Voting for nomination President TrumpDonald John Trump Trump nomination to be held behind closed doors: Graham report defends Trump on TikTok, backs Microsoft buy Federal appeals court dismisses Stormy Daniels defamation case against Trump MORE will be held behind closed doors later this month, without members of the press present, Officials of the Republican National Convention confirmed to the Associated press et CNN. The Arkansas Democrat Gazette first reported the news.

On August 24, Republican delegates are due to meet in Charlotte, North Carolina, to officially vote to make Trump the GOP candidate. The vote itself would be broadcast live.

This decision was reportedly taken to reduce the number of people present in order to prevent the spread of the coronavirus. The vote has already been reduced from 2,550 to 336 delegates, or one person for every 6 delegates.

“Given the health restrictions and limitations in place in the state of North Carolina, we expect the Charlotte operations to be closed from Friday, August 21 through Monday, August 24,” the RNC convention spokesperson said on Saturday. to the media in a press release. .

Convention officials did not immediately respond to inquiries from The Hill.

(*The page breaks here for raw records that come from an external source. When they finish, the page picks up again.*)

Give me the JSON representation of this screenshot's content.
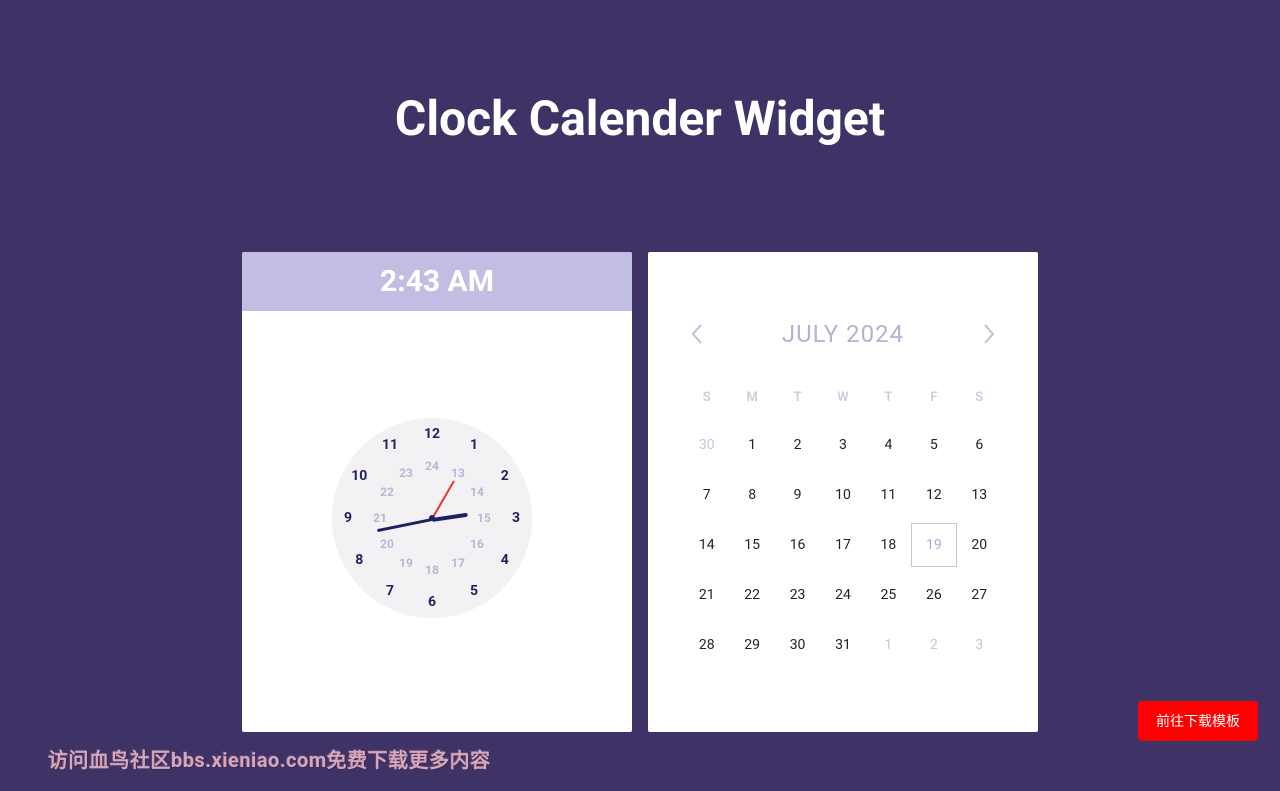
{
  "title": "Clock Calender Widget",
  "clock": {
    "time_label": "2:43 AM",
    "hours": 2,
    "minutes": 43,
    "seconds": 5,
    "outer_numerals": [
      "12",
      "1",
      "2",
      "3",
      "4",
      "5",
      "6",
      "7",
      "8",
      "9",
      "10",
      "11"
    ],
    "inner_numerals": [
      "24",
      "13",
      "14",
      "15",
      "16",
      "17",
      "18",
      "19",
      "20",
      "21",
      "22",
      "23"
    ]
  },
  "calendar": {
    "month_year": "JULY 2024",
    "dow": [
      "S",
      "M",
      "T",
      "W",
      "T",
      "F",
      "S"
    ],
    "today": 19,
    "weeks": [
      [
        {
          "n": 30,
          "other": true
        },
        {
          "n": 1
        },
        {
          "n": 2
        },
        {
          "n": 3
        },
        {
          "n": 4
        },
        {
          "n": 5
        },
        {
          "n": 6
        }
      ],
      [
        {
          "n": 7
        },
        {
          "n": 8
        },
        {
          "n": 9
        },
        {
          "n": 10
        },
        {
          "n": 11
        },
        {
          "n": 12
        },
        {
          "n": 13
        }
      ],
      [
        {
          "n": 14
        },
        {
          "n": 15
        },
        {
          "n": 16
        },
        {
          "n": 17
        },
        {
          "n": 18
        },
        {
          "n": 19,
          "today": true
        },
        {
          "n": 20
        }
      ],
      [
        {
          "n": 21
        },
        {
          "n": 22
        },
        {
          "n": 23
        },
        {
          "n": 24
        },
        {
          "n": 25
        },
        {
          "n": 26
        },
        {
          "n": 27
        }
      ],
      [
        {
          "n": 28
        },
        {
          "n": 29
        },
        {
          "n": 30
        },
        {
          "n": 31
        },
        {
          "n": 1,
          "other": true
        },
        {
          "n": 2,
          "other": true
        },
        {
          "n": 3,
          "other": true
        }
      ]
    ]
  },
  "download_button": "前往下载模板",
  "watermark": "访问血鸟社区bbs.xieniao.com免费下载更多内容"
}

A Republican National Committee (RNC) official told The Hill in a statement that “no final decision has been made and we are still working on logistics and media coverage options. “

Trump called off public components of the convention in Jacksonville, Florida last month, citing concerns over the rising number of coronavirus cases in the country and state.

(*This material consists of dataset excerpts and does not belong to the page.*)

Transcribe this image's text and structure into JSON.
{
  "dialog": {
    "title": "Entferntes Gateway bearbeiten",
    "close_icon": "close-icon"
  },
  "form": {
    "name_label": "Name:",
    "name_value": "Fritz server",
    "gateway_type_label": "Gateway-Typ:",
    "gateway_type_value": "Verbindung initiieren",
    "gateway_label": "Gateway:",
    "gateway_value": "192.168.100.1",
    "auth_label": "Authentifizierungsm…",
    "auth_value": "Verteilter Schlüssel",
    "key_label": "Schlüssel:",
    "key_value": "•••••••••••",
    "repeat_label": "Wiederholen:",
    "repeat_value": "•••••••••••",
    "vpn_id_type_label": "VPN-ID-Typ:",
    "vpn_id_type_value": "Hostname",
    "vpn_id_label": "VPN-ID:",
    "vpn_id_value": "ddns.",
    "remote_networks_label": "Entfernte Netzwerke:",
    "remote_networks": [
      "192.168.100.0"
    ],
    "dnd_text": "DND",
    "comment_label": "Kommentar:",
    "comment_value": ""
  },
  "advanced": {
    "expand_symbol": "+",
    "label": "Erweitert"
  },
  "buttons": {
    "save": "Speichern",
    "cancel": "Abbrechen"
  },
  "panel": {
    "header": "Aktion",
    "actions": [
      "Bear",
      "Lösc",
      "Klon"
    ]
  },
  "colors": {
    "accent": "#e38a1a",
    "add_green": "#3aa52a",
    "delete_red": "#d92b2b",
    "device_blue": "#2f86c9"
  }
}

Nomination conventions usually get a lot of media coverage when the party makes its platform known to voters.

An RNC official told CNN that Trump should not accept the nomination with a public speech. If he is physically present at the convention, he will most likely thank the delegates in private, without the presence of the press.

Associated Press reporter Zeke Miller, president of the White House Correspondents Association, said the move was a ” ill-advised decision ”and one that the RNC should reconsider.

“The nomination of a presidential candidate for a major party is really the business of the American people,” he said.